Nichts ist befreiender als Gespräche mit anderen wunderbaren Frauen. Wenn wir uns darüber lustig machen welche Lebensmittel leichter wieder auszukotzen sind, wie man es am besten vor der Familie versteckt oder wie man es so offensichtlich macht, dass man nur schreien möchte ob der Tatsache, dass es niemand bemerkt. Und ich kann Dir eines sagen: es betrifft nicht nur Dich. Es betrifft uns beinahe alle. Ich kenne keine Frau, die nicht in der H&M Garderobe zu weinen beginnt oder mit ernsthaften Suizidgedanken spielt. Sich im Vergleich mit dem Mädchen von nebenan wie ein Elefant im Porzellankasten fühlt und im öffentlichen Bad ein Tuch um die Hüfte schlingt. Umso wichtiger mit diesem Tabu zu brechen und es einfach laut sagen. Ganz gleich wer mit mir spricht bekommt relativ rasch zu hören, dass ich jahrelang Bulemikerin war und wohl mein Leben lang mit einer gestörten Selbstwahrnehmung zu kämpfen haben werde. Warum mach ich das? Nicht weil ich mein Gegenüber mit einer Selbsthilfegruppe verwechsle, sondern weil ich Raum öffne. Nur in diesem offenen Raum können wir uns wahrhaftig begegnen und Heilung erfahren. Heilung ganz gleich welcher Wahnvorstellung Du auch nachlaufen magst.  Nur wenn wir einander ehrlich begegnen besteht die Möglichkeit aus dem gezeichneten Rahmen auszubrechen und Neues zu schaffen.
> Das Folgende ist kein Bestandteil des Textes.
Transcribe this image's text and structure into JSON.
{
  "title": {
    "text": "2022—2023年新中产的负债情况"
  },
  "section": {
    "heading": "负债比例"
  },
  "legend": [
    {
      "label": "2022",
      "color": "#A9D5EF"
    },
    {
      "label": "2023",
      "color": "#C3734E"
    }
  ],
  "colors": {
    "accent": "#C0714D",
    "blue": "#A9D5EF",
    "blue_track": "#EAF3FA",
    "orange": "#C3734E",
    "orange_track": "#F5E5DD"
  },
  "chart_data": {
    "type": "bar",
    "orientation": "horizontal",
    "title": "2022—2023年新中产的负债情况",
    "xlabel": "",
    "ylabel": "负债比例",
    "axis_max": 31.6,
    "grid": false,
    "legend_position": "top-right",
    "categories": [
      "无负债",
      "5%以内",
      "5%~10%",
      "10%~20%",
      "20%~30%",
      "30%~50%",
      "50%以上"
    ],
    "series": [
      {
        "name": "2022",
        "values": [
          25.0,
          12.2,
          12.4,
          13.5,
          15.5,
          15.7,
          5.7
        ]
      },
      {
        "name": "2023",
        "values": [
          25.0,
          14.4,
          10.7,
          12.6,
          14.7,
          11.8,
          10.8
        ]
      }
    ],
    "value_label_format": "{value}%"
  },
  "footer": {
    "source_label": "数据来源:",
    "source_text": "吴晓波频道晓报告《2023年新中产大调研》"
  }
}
So absurd es klingen mag haben Instagram und Facebook einen großen Anteil an meiner liebevolleren Selbstwahrnehmung. Ich poste bewusst Fotos von mir im Bikini. Anfangs hauptsächlich von meinem Bauch – den mag ich gern – doch langsam wagte ich mich an für mich tatsächlich panikauslösende Bilder heran. Vorwiegend veröffentliche ich Fotos von meinen Beinen. Die ich, so lange ich denken kann, mit Verachtung bestrafe. Und so setze ich sie bewusst in Szene und stelle mich der Reaktion der Außenwelt. Ich lebe immer noch und bis jetzt ohne gröbere Beleidigungen. Social Media ist für mich so etwas wie ein therapeutisches Korrektiv geworden. Ich bin noch lange nicht dort wo ich sein möchte. Beinahe täglich erhält mein ehemaliger Lebenspartner einen Anruf von mir mit der Frage: „Bin ich dick geworden?“ und eine Freundin von mir hat mich heute irritiert beim Jeanskauf darauf hingewiesen, dass sie meine lieblose Bemerkung „In der Hose schau ich blad aus.“ als äußerst unpassend empfindet. Für so gut wie alle Issues habe ich eine Lösung gefunden, die mir erlaubt mein Leben heute sehr frei und schön zu genießen. Therapie, Selbstreflexion, Freunde, Familie und meine Yogapraxis haben dazu ihren Beitrag geleistet. Doch hier geht es langsamer, viel langsamer. Mir zu langsam.

Heute hatte ich ein Fotoshooting. Von dem ich eine Woche zuvor schon wusste. Ich habe keinen Tag gefastet, gekotzt oder abführende Lebensmittel zu mir genommen. Keine Sekunde habe ich daran gedacht. Lediglich gefreut habe ich mich darauf Fotos, in schönen Posen, von mir zu machen. Dabei habe ich sogar manchmal vergessen meinen Bauch einzuziehen. Ein Anfang? Ich denke es ist viel mehr!